Mic Sejaの小型高性能車シリーズ第23弾:フィアット・アバルト1000ビアルベーロ

 

<アバルト1000ビアルベーロ>

「ちょっと古い小型高性能車」と言えば代表はアバルトでしょうか。フィアットの大衆車をベースにチューンアップしまくった機械部分にイタリア・カロツェリアのボデーを被せる。若き日の筆者は朝日新聞社の「世界の自動車」を眺めよだれを流していたものです。アバルト750のほうが更にイタリアンなラインですが、1000も格好良いですね。数年前にペブルビーチのコンコース・イタリアーノに行った時には750とシムカ1300ばかりで1000は見かけませんでした。

でもモータリゼーション突入期の日本では実車に接する機会もほとんどなく、ましてや運転するチャンスなどなく「絵にかいた餅」状態。それに比べてアバルトの名前を付ける用品のほうがよほど身近でした。

 

<アバルト・ホィール>

まずはホィール。鉄チンホィールの拡幅(リム部を断面に切断して間に継ぎ足しでホィールの幅を広げる改造)とかアルミホィールが出始めた当時です。ロナールとかのアルミホィール、その上にクロモドラ(マグ)、最高級がカンパニョーロ。そのカンパニョーロのマグホィールをアバルトは履いていました。
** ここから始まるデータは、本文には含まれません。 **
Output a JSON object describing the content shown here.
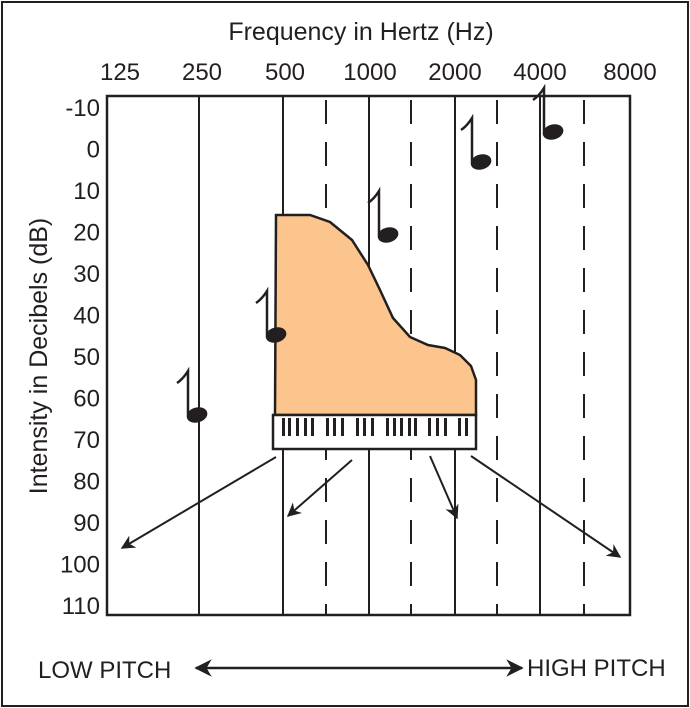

放射状の凸と円周凸が格好良く、自分のヨタハチにTRD(だったと思う)の似たパターンのホィールを付けようとアルバイトに精を出していた記憶があります。

<アルミッタ・アバルト>

次がエキゾースト・マフラー。太鼓部の縮緬塗装とサソリのマークが妙に格好良かった!当時のマフラーは鉄板製。耐久性アップからステンレス素材が当たり前になった今では信じられないでしょうが、マフラーは錆びて穴が開くので数年で交換するのが当たり前でした。純正にお金をかけるくらいなら性能向上(と当時は信じていた)も狙えるアバルト・マフラーにあこがれたものです。

<アルミ鋳物オイルパン>

国産車ではプレスの鉄板オイルパンが当たり前の時代、アルミ鋳物の深いフィンのオイルパンも恰好がよかった!自分のヨタハチもオイルパンはアルミ鋳物、でもアバルトのような色気がなく、VWビートル用の追加オイルパンを追加すべく準備を進めていました。

<半開きリアフード>

アバルトはリアエンジン。冷却アップのためにリアのエンジン・フードを半開きにするのも格好良かった!FRのヨタハチでは関係なかったけれど。スバル360で真似しようとしたら「部品を盗まれる」と家族から注意された記憶があります。

<カム・カバー・デザイン>

フィアットのシリンダブロックに特性のDOHCヘッドを載せたアバルト・ツイン・カム! 曲線と直線が心地よく混じった芸術的なカムカバーがウエーバーキャブとよく似合う!

下にアルフア・ロメオ、ベンツAMG、ロータスTC、トヨタ2TGのカムカバーの写真を比べてみました。アバルトとアルファ、やっぱりイタリアの美術センスが生きているように思えます。日本人は定規頼りの線ですね。